Abstract WP314: Reduced Post-Ischemic Brain Tissue Injury Following Transient Focal Cerebral Ischemia in Transient Receptor Potential Vanilloid 4 Knockout Mice

Abstract

Background: In the acute phase of ischemia-reperfusion, post-ischemic delayed hypoperfusion in microvascular regions contributes to post-ischemic brain tissue injury. Transient receptor potential vanilloid 4 (TRPV4) is a nonselective cation channel expressed on astrocyte endfeet regulating vascular tone, which may contribute to ischemia-induced brain tissue injury. Objective: To clarify whether brain tissue injury following transient middle cerebral artery occlusion (tMCAO) is ameliorated by Trpv4 knockout ( Trpv4 -/- ).
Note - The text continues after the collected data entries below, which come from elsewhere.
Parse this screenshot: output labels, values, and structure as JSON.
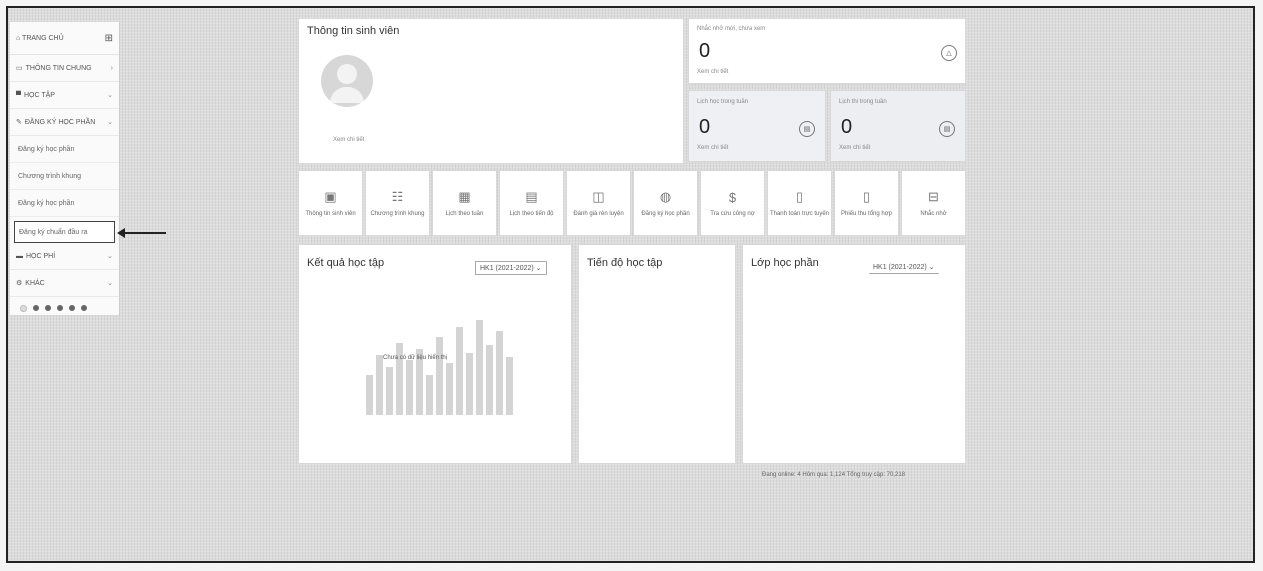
{
  "sidebar": {
    "home_label": "TRANG CHỦ",
    "items": [
      {
        "label": "THÔNG TIN CHUNG",
        "icon": "monitor-icon"
      },
      {
        "label": "HỌC TẬP",
        "icon": "graduation-icon"
      },
      {
        "label": "ĐĂNG KÝ HỌC PHẦN",
        "icon": "edit-icon"
      }
    ],
    "sub_items": [
      "Đăng ký học phần",
      "Chương trình khung",
      "Đăng ký học phần",
      "Đăng ký chuẩn đầu ra"
    ],
    "more_items": [
      {
        "label": "HỌC PHÍ",
        "icon": "card-icon"
      },
      {
        "label": "KHÁC",
        "icon": "gear-icon"
      }
    ]
  },
  "student_info": {
    "title": "Thông tin sinh viên",
    "detail_link": "Xem chi tiết"
  },
  "notifications": {
    "label": "Nhắc nhở mới, chưa xem",
    "count": "0",
    "link": "Xem chi tiết"
  },
  "stat_cards": [
    {
      "label": "Lịch học trong tuần",
      "count": "0",
      "link": "Xem chi tiết"
    },
    {
      "label": "Lịch thi trong tuần",
      "count": "0",
      "link": "Xem chi tiết"
    }
  ],
  "tiles": [
    {
      "label": "Thông tin sinh viên",
      "icon": "id-card-icon"
    },
    {
      "label": "Chương trình khung",
      "icon": "network-icon"
    },
    {
      "label": "Lịch theo tuần",
      "icon": "calendar-week-icon"
    },
    {
      "label": "Lịch theo tiến độ",
      "icon": "calendar-progress-icon"
    },
    {
      "label": "Đánh giá rèn luyện",
      "icon": "columns-icon"
    },
    {
      "label": "Đăng ký học phần",
      "icon": "globe-icon"
    },
    {
      "label": "Tra cứu công nợ",
      "icon": "dollar-icon"
    },
    {
      "label": "Thanh toán trực tuyến",
      "icon": "document-icon"
    },
    {
      "label": "Phiếu thu tổng hợp",
      "icon": "receipt-icon"
    },
    {
      "label": "Nhắc nhở",
      "icon": "inbox-icon"
    }
  ],
  "results": {
    "title": "Kết quả học tập",
    "term": "HK1 (2021-2022)",
    "no_data": "Chưa có dữ liệu hiển thị"
  },
  "progress": {
    "title": "Tiến độ học tập"
  },
  "classes": {
    "title": "Lớp học phần",
    "term": "HK1 (2021-2022)"
  },
  "footer": {
    "text": "Đang online: 4  Hôm qua: 1,124  Tổng truy cập: 70,218"
  }
}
Methods: tMCAO was induced by an insertion of silicon-coated filament from right common carotid artery to occlude right MCA for 30 minutes for wild type (WT) and Trpv4 -/- mice aged 8-10 weeks (median [interquartile] weight: 23.3 [21.7-24.9] g for WT mice and 24.1 [20.8-26.2] g for Trpv4 -/- mice). Ischemia-induced lesion volume was evaluated by 2,3,5-Triphenyltetrazolium chloride staining at 24 hours post-tMCAO, and tissue water content and Evans blue leakage in the ipsilateral hemisphere alongside 18-point neurological score were evaluated at 48 hours post-tMCAO. Transmission electron microscopy (TEM) was performed to assess the morphological changes in the microvasculature in the ischemic lesions at 6 hours post-tMCAO. Results: Compared with WT mice, Trpv4 -/- mice showed reduced ischemia-induced lesion volumes (median 40 mm 3 vs. 53 mm 3 , p < 0.05) at 24 hours and reduced tissue water content by subtraction of the contralateral from the ipsilateral hemisphere (median 4.9% vs. 2.8%, p < 0.05) and Evans blue leakage by ratio of ipsilateral to contralateral hemisphere (median 2.3 vs. 3.2, p < 0.05) alongside milder neurological score (median 12 vs. 10, p < 0.01) at 48 hours post-tMCAO. TEM revealed that parenchymal microvessels in the ischemic lesion were compressed and narrowed by the swollen endfeet of astrocytes in a WT mouse, whereas those were markedly reduced in a Trpv4 -/ - mouse. Conclusions: Trpv4 -/- mice showed reduced post-ischemic brain tissue injury. Suppressing the astrocyte endfeet swelling shortly after reperfusion is one of the key neuroprotective mechanisms of TRPV4 inhibition, which is a promising target for the treatment of acute ischemic stroke.